El marqués de La Tour d'Azyr le dio una bofetada a André-Louis, quien retrocedió. Sus ojos brillaron por un momento; después se echó a reír en la cara de su enemigo.

– Después de todo, sois como los demás. ¡Muy bien! La historia se repite, aunque con ligeras variaciones, pues el pobre Vilmorin no pudo soportar la vil mentira con la que le provocasteis, y entonces os abofeteó; y ahora vos no podéis soportar una verdad igualmente vil, y por eso me abofeteáis. Pero siempre la vileza está de vuestra parte. Y ahora, como entonces, para el que abofetea… -se interrumpió y luego dijo-: pero, en fin, no hace falta decirlo. Debéis recordarlo, puesto que vos mismo lo escribisteis aquel día con la punta de vuestra espada. Y ya que así lo deseáis, caballero, nos batiremos. -¿Y qué otra cosa iba a desear? ¿Hablar? André-Louis se volvió a su amigo suspirando. -Como ves, tendré que ir de nuevo al Bois, Isaac. ¿Podrías hacerme el favor de hablar con cualquiera de estos amigos del señor marqués y concertar el duelo para mañana a las nueve en punto, como de costumbre?

– Mañana, no -le dijo el marqués a Le Chapelier-. Tengo que visitar a alguien en el campo y no puedo dejar de ir. Le Chapelier miró a André-Louis y éste dijo: -Entonces nos batiremos el domingo a la misma hora. -Tampoco puedo ir el domingo -explicó el marqués-. No soy tan pagano como para infringir la fiesta de guardar. -Pero seguramente Dios no condenará a un caballero tan devoto como el señor marqués porque falte a una misa -dijo André-Louis-. Muy bien, Isaac, fija el encuentro para el lunes si es que no hay otra solemne festividad ni ningún compromiso impostergable que se lo impida al señor marqués. Lo dejo en tus manos.

Saludó con el aire de alguien a quien aburren esos detalles y, cogiendo del brazo a Kersain, se alejó.

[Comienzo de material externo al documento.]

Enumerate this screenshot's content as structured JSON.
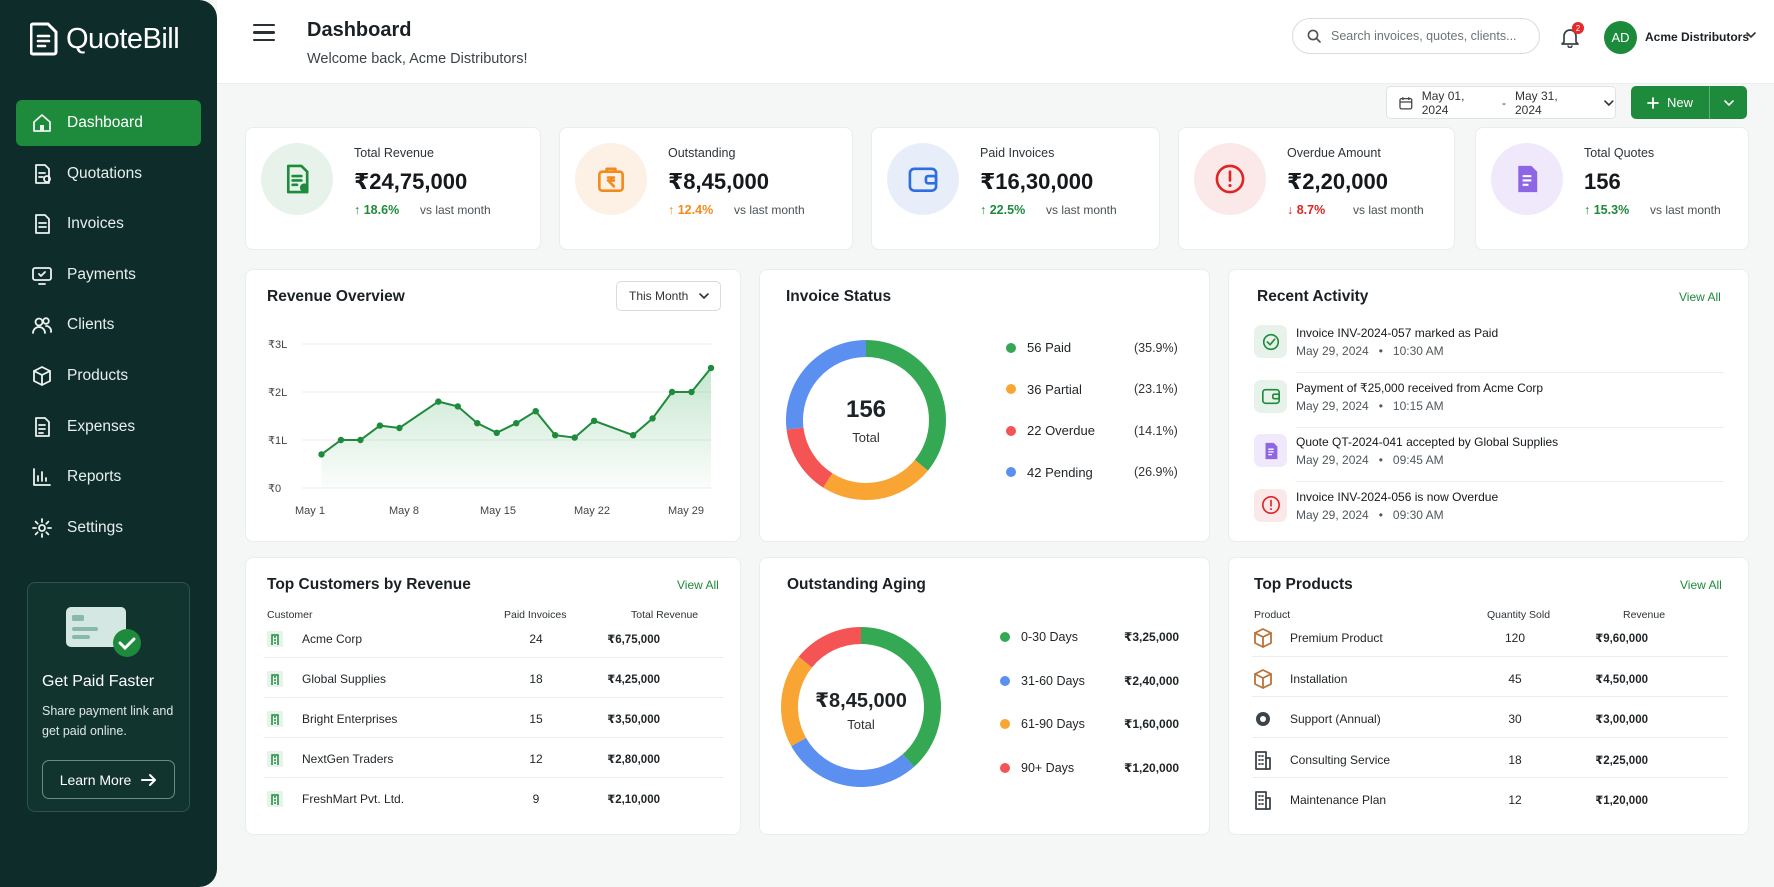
{
  "app": {
    "name": "QuoteBill"
  },
  "sidebar": {
    "items": [
      {
        "label": "Dashboard",
        "icon": "home-icon",
        "active": true
      },
      {
        "label": "Quotations",
        "icon": "quotation-icon"
      },
      {
        "label": "Invoices",
        "icon": "invoice-icon"
      },
      {
        "label": "Payments",
        "icon": "payment-icon"
      },
      {
        "label": "Clients",
        "icon": "clients-icon"
      },
      {
        "label": "Products",
        "icon": "box-icon"
      },
      {
        "label": "Expenses",
        "icon": "expense-icon"
      },
      {
        "label": "Reports",
        "icon": "reports-icon"
      },
      {
        "label": "Settings",
        "icon": "gear-icon"
      }
    ],
    "promo": {
      "title": "Get Paid Faster",
      "text": "Share payment link and get paid online.",
      "button": "Learn More"
    }
  },
  "header": {
    "title": "Dashboard",
    "subtitle": "Welcome back, Acme Distributors!",
    "search_placeholder": "Search invoices, quotes, clients...",
    "notifications": "2",
    "avatar_initials": "AD",
    "user_name": "Acme Distributors"
  },
  "toolbar": {
    "date_from": "May 01, 2024",
    "date_sep": "-",
    "date_to": "May 31, 2024",
    "new_label": "New"
  },
  "kpis": [
    {
      "label": "Total Revenue",
      "value": "₹24,75,000",
      "change": "18.6%",
      "arrow": "↑",
      "vs": "vs last month",
      "icon": "revenue-doc-icon",
      "color": "#1e8a3c",
      "bg": "#e7f3ea"
    },
    {
      "label": "Outstanding",
      "value": "₹8,45,000",
      "change": "12.4%",
      "arrow": "↑",
      "vs": "vs last month",
      "icon": "outstanding-bag-icon",
      "color": "#f28a1c",
      "bg": "#fdf0e5"
    },
    {
      "label": "Paid Invoices",
      "value": "₹16,30,000",
      "change": "22.5%",
      "arrow": "↑",
      "vs": "vs last month",
      "icon": "wallet-icon",
      "color": "#2d6fe0",
      "bg": "#e8eef9"
    },
    {
      "label": "Overdue Amount",
      "value": "₹2,20,000",
      "change": "8.7%",
      "arrow": "↓",
      "vs": "vs last month",
      "icon": "alert-icon",
      "color": "#e02424",
      "bg": "#fbe9e9"
    },
    {
      "label": "Total Quotes",
      "value": "156",
      "change": "15.3%",
      "arrow": "↑",
      "vs": "vs last month",
      "icon": "quote-doc-icon",
      "color": "#7b4fe0",
      "bg": "#efe9fb"
    }
  ],
  "revenue": {
    "title": "Revenue Overview",
    "period": "This Month",
    "chart_data": {
      "type": "area",
      "x_ticks": [
        "May 1",
        "May 8",
        "May 15",
        "May 22",
        "May 29"
      ],
      "y_ticks": [
        "₹0",
        "₹1L",
        "₹2L",
        "₹3L"
      ],
      "ylim": [
        0,
        3
      ],
      "series": [
        {
          "values": [
            0.7,
            1.0,
            1.0,
            1.3,
            1.25,
            1.8,
            1.7,
            1.35,
            1.15,
            1.35,
            1.6,
            1.1,
            1.05,
            1.4,
            1.1,
            1.45,
            2.0,
            2.0,
            2.5
          ]
        }
      ],
      "x_index": [
        1,
        2,
        3,
        4,
        5,
        7,
        8,
        9,
        10,
        11,
        12,
        13,
        14,
        15,
        17,
        18,
        19,
        20,
        21
      ],
      "x_range": [
        0,
        21
      ],
      "color": "#1e8a3c"
    }
  },
  "invoice_status": {
    "title": "Invoice Status",
    "total": "156",
    "total_label": "Total",
    "chart_data": {
      "type": "pie",
      "categories": [
        "Paid",
        "Partial",
        "Overdue",
        "Pending"
      ],
      "values": [
        56,
        36,
        22,
        42
      ],
      "colors": [
        "#34a853",
        "#f9a533",
        "#f55454",
        "#5b8ff0"
      ]
    },
    "legend": [
      {
        "label": "56 Paid",
        "pct": "(35.9%)",
        "color": "#34a853"
      },
      {
        "label": "36 Partial",
        "pct": "(23.1%)",
        "color": "#f9a533"
      },
      {
        "label": "22 Overdue",
        "pct": "(14.1%)",
        "color": "#f55454"
      },
      {
        "label": "42 Pending",
        "pct": "(26.9%)",
        "color": "#5b8ff0"
      }
    ]
  },
  "activity": {
    "title": "Recent Activity",
    "view_all": "View All",
    "items": [
      {
        "title": "Invoice INV-2024-057 marked as Paid",
        "date": "May 29, 2024",
        "time": "10:30 AM",
        "icon": "check-circle-icon",
        "color": "#1e8a3c",
        "bg": "#e7f3ea"
      },
      {
        "title": "Payment of ₹25,000 received from Acme Corp",
        "date": "May 29, 2024",
        "time": "10:15 AM",
        "icon": "wallet-icon",
        "color": "#1e8a3c",
        "bg": "#e7f3ea"
      },
      {
        "title": "Quote QT-2024-041 accepted by Global Supplies",
        "date": "May 29, 2024",
        "time": "09:45 AM",
        "icon": "quote-doc-icon",
        "color": "#7b4fe0",
        "bg": "#efe9fb"
      },
      {
        "title": "Invoice INV-2024-056 is now Overdue",
        "date": "May 29, 2024",
        "time": "09:30 AM",
        "icon": "alert-icon",
        "color": "#e02424",
        "bg": "#fbe9e9"
      }
    ]
  },
  "customers": {
    "title": "Top Customers by Revenue",
    "view_all": "View All",
    "columns": [
      "Customer",
      "Paid Invoices",
      "Total Revenue"
    ],
    "rows": [
      {
        "name": "Acme Corp",
        "paid": "24",
        "revenue": "₹6,75,000"
      },
      {
        "name": "Global Supplies",
        "paid": "18",
        "revenue": "₹4,25,000"
      },
      {
        "name": "Bright Enterprises",
        "paid": "15",
        "revenue": "₹3,50,000"
      },
      {
        "name": "NextGen Traders",
        "paid": "12",
        "revenue": "₹2,80,000"
      },
      {
        "name": "FreshMart Pvt. Ltd.",
        "paid": "9",
        "revenue": "₹2,10,000"
      }
    ]
  },
  "aging": {
    "title": "Outstanding Aging",
    "total": "₹8,45,000",
    "total_label": "Total",
    "chart_data": {
      "type": "pie",
      "categories": [
        "0-30 Days",
        "31-60 Days",
        "61-90 Days",
        "90+ Days"
      ],
      "values": [
        325000,
        240000,
        160000,
        120000
      ],
      "colors": [
        "#34a853",
        "#5b8ff0",
        "#f9a533",
        "#f55454"
      ]
    },
    "legend": [
      {
        "label": "0-30 Days",
        "amount": "₹3,25,000",
        "color": "#34a853"
      },
      {
        "label": "31-60 Days",
        "amount": "₹2,40,000",
        "color": "#5b8ff0"
      },
      {
        "label": "61-90 Days",
        "amount": "₹1,60,000",
        "color": "#f9a533"
      },
      {
        "label": "90+ Days",
        "amount": "₹1,20,000",
        "color": "#f55454"
      }
    ]
  },
  "products": {
    "title": "Top Products",
    "view_all": "View All",
    "columns": [
      "Product",
      "Quantity Sold",
      "Revenue"
    ],
    "rows": [
      {
        "name": "Premium Product",
        "qty": "120",
        "revenue": "₹9,60,000",
        "icon": "box-icon"
      },
      {
        "name": "Installation",
        "qty": "45",
        "revenue": "₹4,50,000",
        "icon": "box-icon"
      },
      {
        "name": "Support (Annual)",
        "qty": "30",
        "revenue": "₹3,00,000",
        "icon": "support-icon"
      },
      {
        "name": "Consulting Service",
        "qty": "18",
        "revenue": "₹2,25,000",
        "icon": "building-icon"
      },
      {
        "name": "Maintenance Plan",
        "qty": "12",
        "revenue": "₹1,20,000",
        "icon": "building-icon"
      }
    ]
  }
}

– ¡Dios mío! ¡Qué estilo tienes para estos asuntos! -le dijo Kersain, que de estas cosas no sabía nada.

– De ellos lo aprendí -dijo echándose a reír. Estaba de muy buen humor. Y Kersain se sumó a los que creían que André-Louis era un inconsciente o un hombre sin corazón.

Pero en sus Confesiones nos dice -y eso nos permite descubrir al hombre verdadero detrás de su máscara- que aquella noche se arrodilló para pedirle al espíritu de su difunto amigo Philippe que fuera testigo de cómo estaba a un paso de cumplir el juramento hecho sobre su cuerpo, hacía dos años, en Gavrillac.

CAPÍTULO X Orgullo herido

La persona a la que el señor de La Tour d'Azyr tenía que visitar en el campo era el señor de Kercadiou. Ese día muy temprano se dirigió con su coche a Meudon, llevando consigo el último número de Actes des Apotres, cuyas sátiras sobre los innovadores tanto divertían al señor de Gavrillac. El venenoso desprecio destilado contra aquellos golfos le hacía olvidar los sinsabores que ellos mismos le habían causado obligándolo a desterrarse de Bretaña.

Durante el último mes, el marqués había visitado dos veces al señor de Gavrillac, y al ver a Aline, tan dulce y lozana, tan bella e inteligente, las cenizas del pasado, que él creía ya apagadas, volvieron a encenderse. La deseaba más que a nada en el mundo. Creía que era su pasión más pura, y que, de haberla experimentado siendo más joven, le hubiera convertido en otro hombre. Le había dolido en el alma que, después del asunto del Teatro Feydau, ella hubiera manifestado que no quería volver a verle. De un golpe, a causa de aquel malhadado motín, había perdido una amante que le gustaba y una mujer que idolatraba. El sórdido amor de la señorita Binet le hubiera podido consolar al perder el amor de Aline, del mismo modo que su exaltado amor por Aline le había inclinado a sacrificar su relación con la hija de Binet. Pero aquella riña tumultuaria en el teatro le había privado de ambas a la vez. Fiel a lo que le había prometido a Sautron, había roto definitivamente con la actriz para encontrarse con que también Aline rompía definitivamente con él. Y cuando ya se había recuperado de su pesar, cuando volvió a pensar en la señorita Binet, la comedianta ya había desaparecido sin dejar rastro.